I've watched and written about a few cracked chests in the trauma bay, but I've yet to see anyone do it the way you described and mentioned in a comment to on of my earlier posts... All of our trauma surgeons still slice between two ribs, and crank open the spreaders..

Either way, its cool to watch!

C. Milazzo DVM said...

I just discovered your blog and couldn't stop reading! Your comment about those speaking with authority (about various medical procedures as well as any subject) and not being correct hit the nail on the head for my recent experiences as a relatively new veterinarian. I've watched many vets (older and younger) do bizarre things in surgery and swear that it is protocol and when I simply ask why (so that I and my patients may benefit from some new trick....) they get all huffy.
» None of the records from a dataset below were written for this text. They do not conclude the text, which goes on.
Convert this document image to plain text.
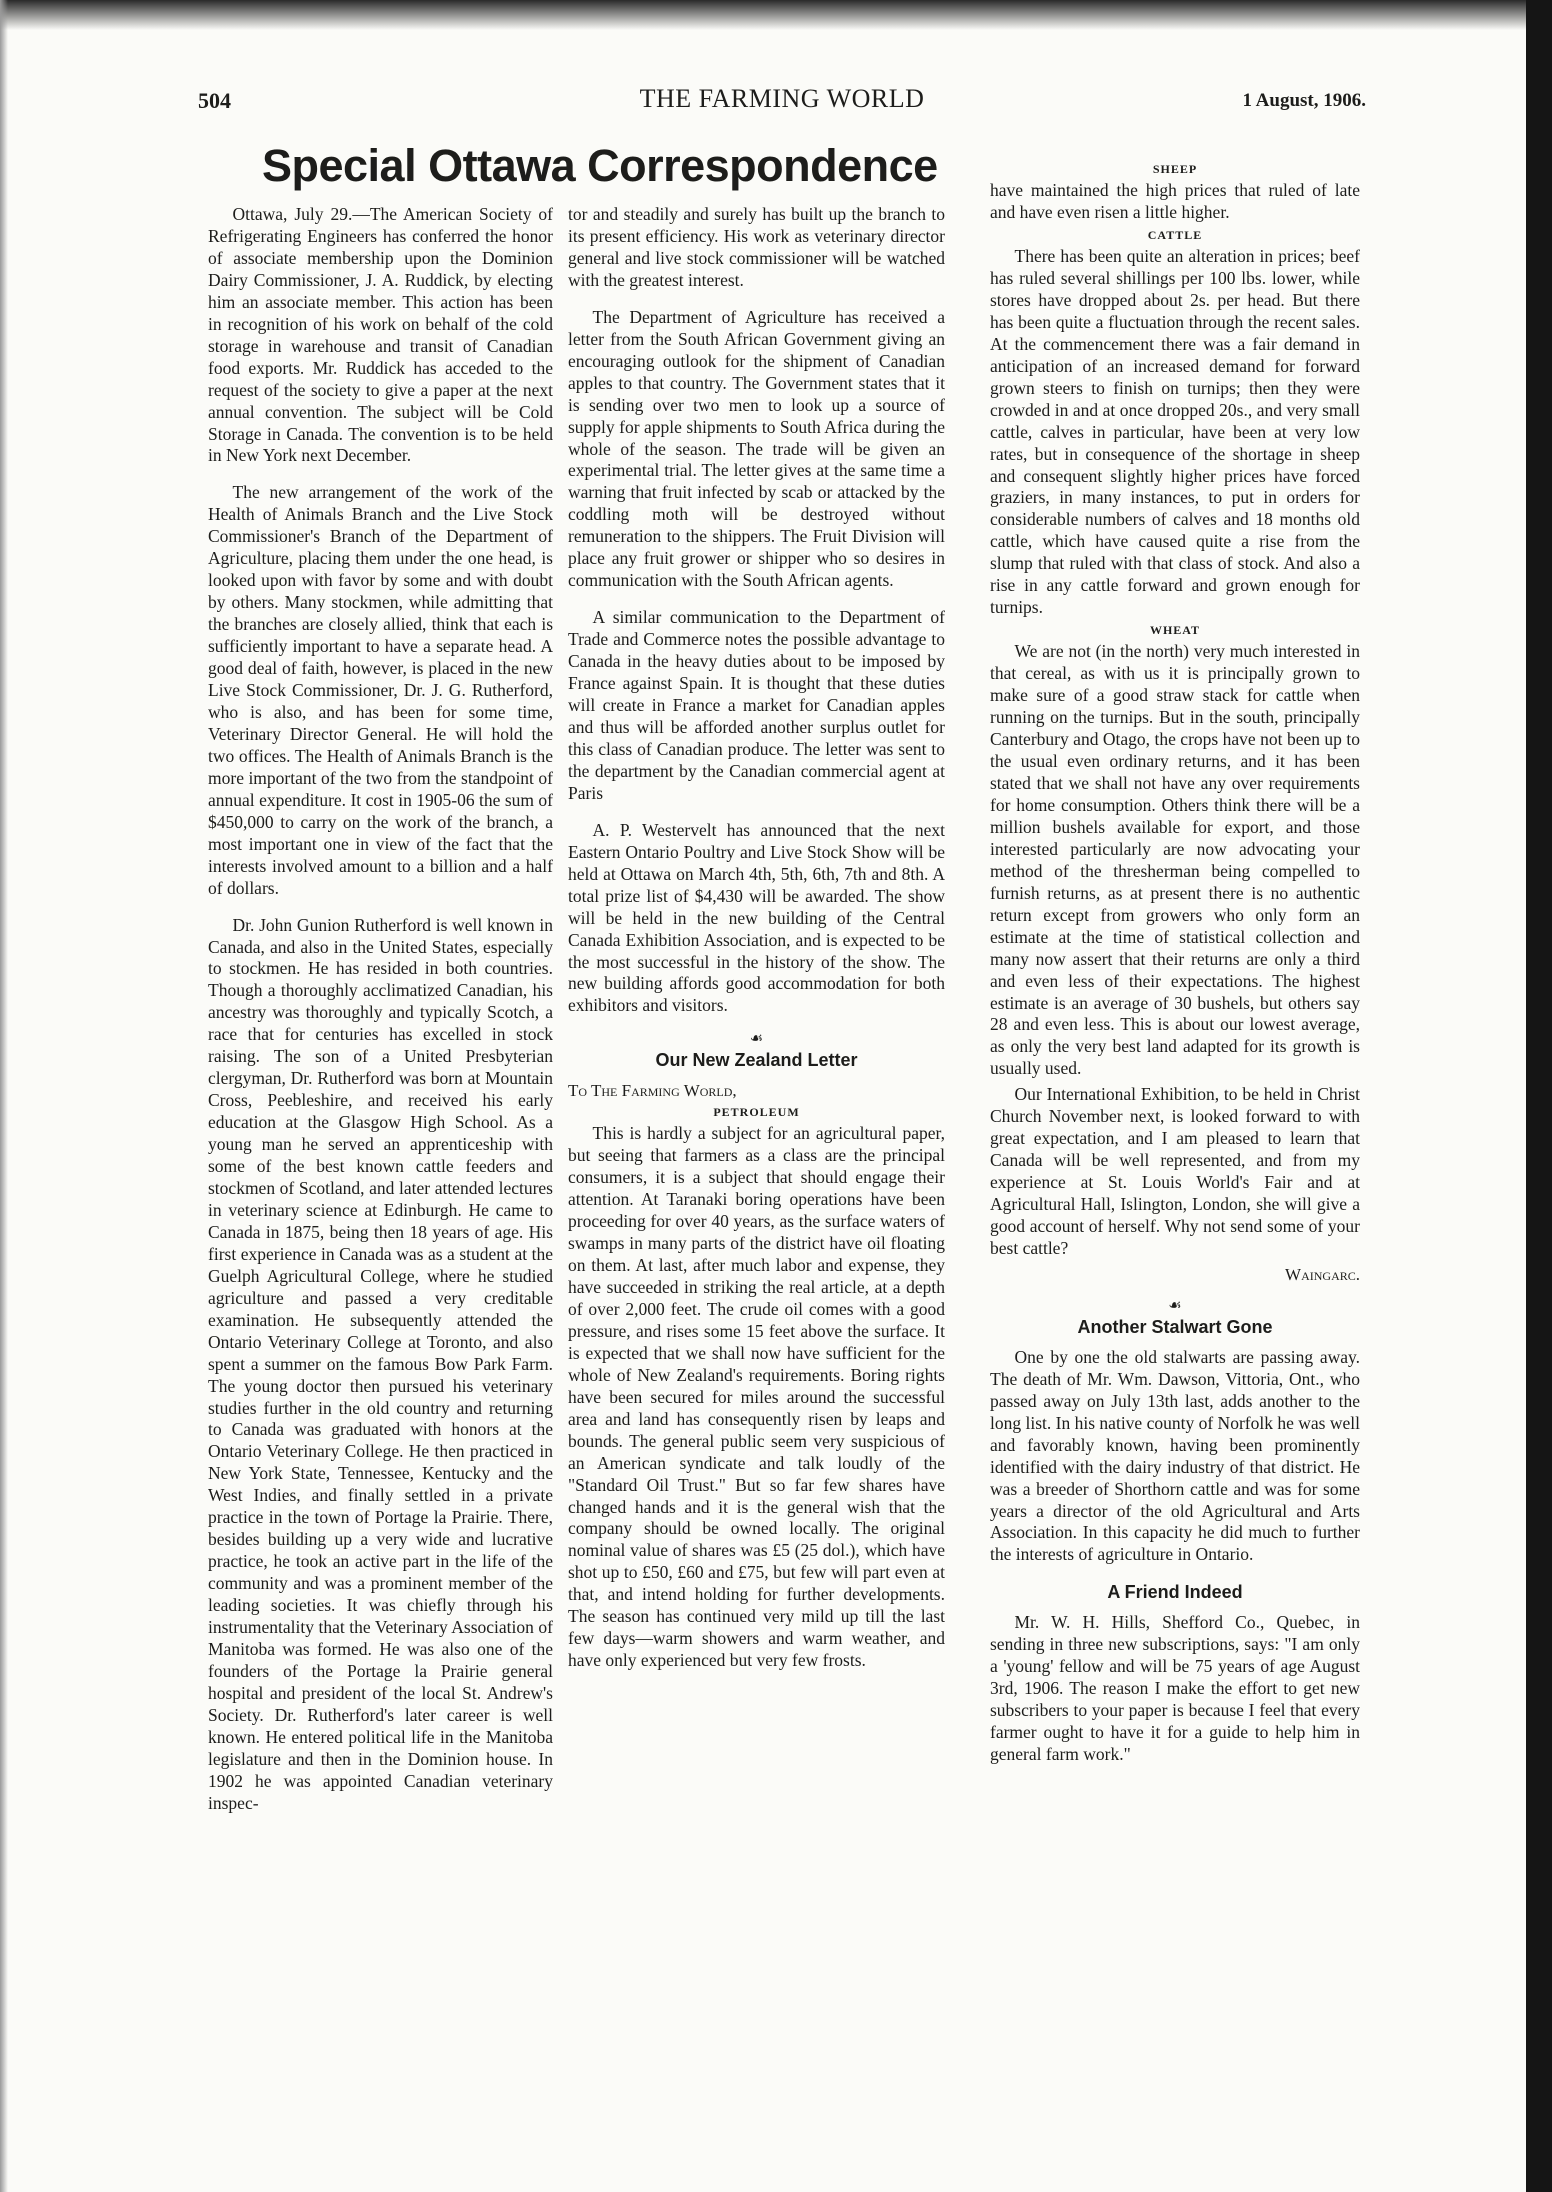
504	THE FARMING WORLD	1 August, 1906.
Special Ottawa Correspondence

Ottawa, July 29.—The American Society of Refrigerating Engineers has conferred the honor of associate membership upon the Dominion Dairy Commissioner, J. A. Ruddick, by electing him an associate member. This action has been in recognition of his work on behalf of the cold storage in warehouse and transit of Canadian food exports. Mr. Ruddick has acceded to the request of the society to give a paper at the next annual convention. The subject will be Cold Storage in Canada. The convention is to be held in New York next December.

The new arrangement of the work of the Health of Animals Branch and the Live Stock Commissioner's Branch of the Department of Agriculture, placing them under the one head, is looked upon with favor by some and with doubt by others. Many stockmen, while admitting that the branches are closely allied, think that each is sufficiently important to have a separate head. A good deal of faith, however, is placed in the new Live Stock Commissioner, Dr. J. G. Rutherford, who is also, and has been for some time, Veterinary Director General. He will hold the two offices. The Health of Animals Branch is the more important of the two from the standpoint of annual expenditure. It cost in 1905-06 the sum of $450,000 to carry on the work of the branch, a most important one in view of the fact that the interests involved amount to a billion and a half of dollars.

Dr. John Gunion Rutherford is well known in Canada, and also in the United States, especially to stockmen. He has resided in both countries. Though a thoroughly acclimatized Canadian, his ancestry was thoroughly and typically Scotch, a race that for centuries has excelled in stock raising. The son of a United Presbyterian clergyman, Dr. Rutherford was born at Mountain Cross, Peebleshire, and received his early education at the Glasgow High School. As a young man he served an apprenticeship with some of the best known cattle feeders and stockmen of Scotland, and later attended lectures in veterinary science at Edinburgh. He came to Canada in 1875, being then 18 years of age. His first experience in Canada was as a student at the Guelph Agricultural College, where he studied agriculture and passed a very creditable examination. He subsequently attended the Ontario Veterinary College at Toronto, and also spent a summer on the famous Bow Park Farm. The young doctor then pursued his veterinary studies further in the old country and returning to Canada was graduated with honors at the Ontario Veterinary College. He then practiced in New York State, Tennessee, Kentucky and the West Indies, and finally settled in a private practice in the town of Portage la Prairie. There, besides building up a very wide and lucrative practice, he took an active part in the life of the community and was a prominent member of the leading societies. It was chiefly through his instrumentality that the Veterinary Association of Manitoba was formed. He was also one of the founders of the Portage la Prairie general hospital and president of the local St. Andrew's Society. Dr. Rutherford's later career is well known. He entered political life in the Manitoba legislature and then in the Dominion house. In 1902 he was appointed Canadian veterinary inspec-

tor and steadily and surely has built up the branch to its present efficiency. His work as veterinary director general and live stock commissioner will be watched with the greatest interest.

The Department of Agriculture has received a letter from the South African Government giving an encouraging outlook for the shipment of Canadian apples to that country. The Government states that it is sending over two men to look up a source of supply for apple shipments to South Africa during the whole of the season. The trade will be given an experimental trial. The letter gives at the same time a warning that fruit infected by scab or attacked by the coddling moth will be destroyed without remuneration to the shippers. The Fruit Division will place any fruit grower or shipper who so desires in communication with the South African agents.

A similar communication to the Department of Trade and Commerce notes the possible advantage to Canada in the heavy duties about to be imposed by France against Spain. It is thought that these duties will create in France a market for Canadian apples and thus will be afforded another surplus outlet for this class of Canadian produce. The letter was sent to the department by the Canadian commercial agent at Paris

A. P. Westervelt has announced that the next Eastern Ontario Poultry and Live Stock Show will be held at Ottawa on March 4th, 5th, 6th, 7th and 8th. A total prize list of $4,430 will be awarded. The show will be held in the new building of the Central Canada Exhibition Association, and is expected to be the most successful in the history of the show. The new building affords good accommodation for both exhibitors and visitors.

☙
Our New Zealand Letter
To The Farming World,
PETROLEUM

This is hardly a subject for an agricultural paper, but seeing that farmers as a class are the principal consumers, it is a subject that should engage their attention. At Taranaki boring operations have been proceeding for over 40 years, as the surface waters of swamps in many parts of the district have oil floating on them. At last, after much labor and expense, they have succeeded in striking the real article, at a depth of over 2,000 feet. The crude oil comes with a good pressure, and rises some 15 feet above the surface. It is expected that we shall now have sufficient for the whole of New Zealand's requirements. Boring rights have been secured for miles around the successful area and land has consequently risen by leaps and bounds. The general public seem very suspicious of an American syndicate and talk loudly of the "Standard Oil Trust." But so far few shares have changed hands and it is the general wish that the company should be owned locally. The original nominal value of shares was £5 (25 dol.), which have shot up to £50, £60 and £75, but few will part even at that, and intend holding for further developments. The season has continued very mild up till the last few days—warm showers and warm weather, and have only experienced but very few frosts.

SHEEP

have maintained the high prices that ruled of late and have even risen a little higher.

CATTLE

There has been quite an alteration in prices; beef has ruled several shillings per 100 lbs. lower, while stores have dropped about 2s. per head. But there has been quite a fluctuation through the recent sales. At the commencement there was a fair demand in anticipation of an increased demand for forward grown steers to finish on turnips; then they were crowded in and at once dropped 20s., and very small cattle, calves in particular, have been at very low rates, but in consequence of the shortage in sheep and consequent slightly higher prices have forced graziers, in many instances, to put in orders for considerable numbers of calves and 18 months old cattle, which have caused quite a rise from the slump that ruled with that class of stock. And also a rise in any cattle forward and grown enough for turnips.

WHEAT

We are not (in the north) very much interested in that cereal, as with us it is principally grown to make sure of a good straw stack for cattle when running on the turnips. But in the south, principally Canterbury and Otago, the crops have not been up to the usual even ordinary returns, and it has been stated that we shall not have any over requirements for home consumption. Others think there will be a million bushels available for export, and those interested particularly are now advocating your method of the thresherman being compelled to furnish returns, as at present there is no authentic return except from growers who only form an estimate at the time of statistical collection and many now assert that their returns are only a third and even less of their expectations. The highest estimate is an average of 30 bushels, but others say 28 and even less. This is about our lowest average, as only the very best land adapted for its growth is usually used.

Our International Exhibition, to be held in Christ Church November next, is looked forward to with great expectation, and I am pleased to learn that Canada will be well represented, and from my experience at St. Louis World's Fair and at Agricultural Hall, Islington, London, she will give a good account of herself. Why not send some of your best cattle?

Waingarc.
☙
Another Stalwart Gone

One by one the old stalwarts are passing away. The death of Mr. Wm. Dawson, Vittoria, Ont., who passed away on July 13th last, adds another to the long list. In his native county of Norfolk he was well and favorably known, having been prominently identified with the dairy industry of that district. He was a breeder of Shorthorn cattle and was for some years a director of the old Agricultural and Arts Association. In this capacity he did much to further the interests of agriculture in Ontario.

A Friend Indeed

Mr. W. H. Hills, Shefford Co., Quebec, in sending in three new subscriptions, says: "I am only a 'young' fellow and will be 75 years of age August 3rd, 1906. The reason I make the effort to get new subscribers to your paper is because I feel that every farmer ought to have it for a guide to help him in general farm work."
I will say that the mentors that I admire are those that question everything. Also it's somehow comforting to know that there is a human surgeon putting into writing a lot of the same thoughts I have every day during surgery! There is no substitute for experience in any field. There is a lot to be learned from your blog about life in general.... thanks for sharing your thoughts with the world. -Charlotte

Sid Schwab said...

And thank you for your kind words and for finding my blog.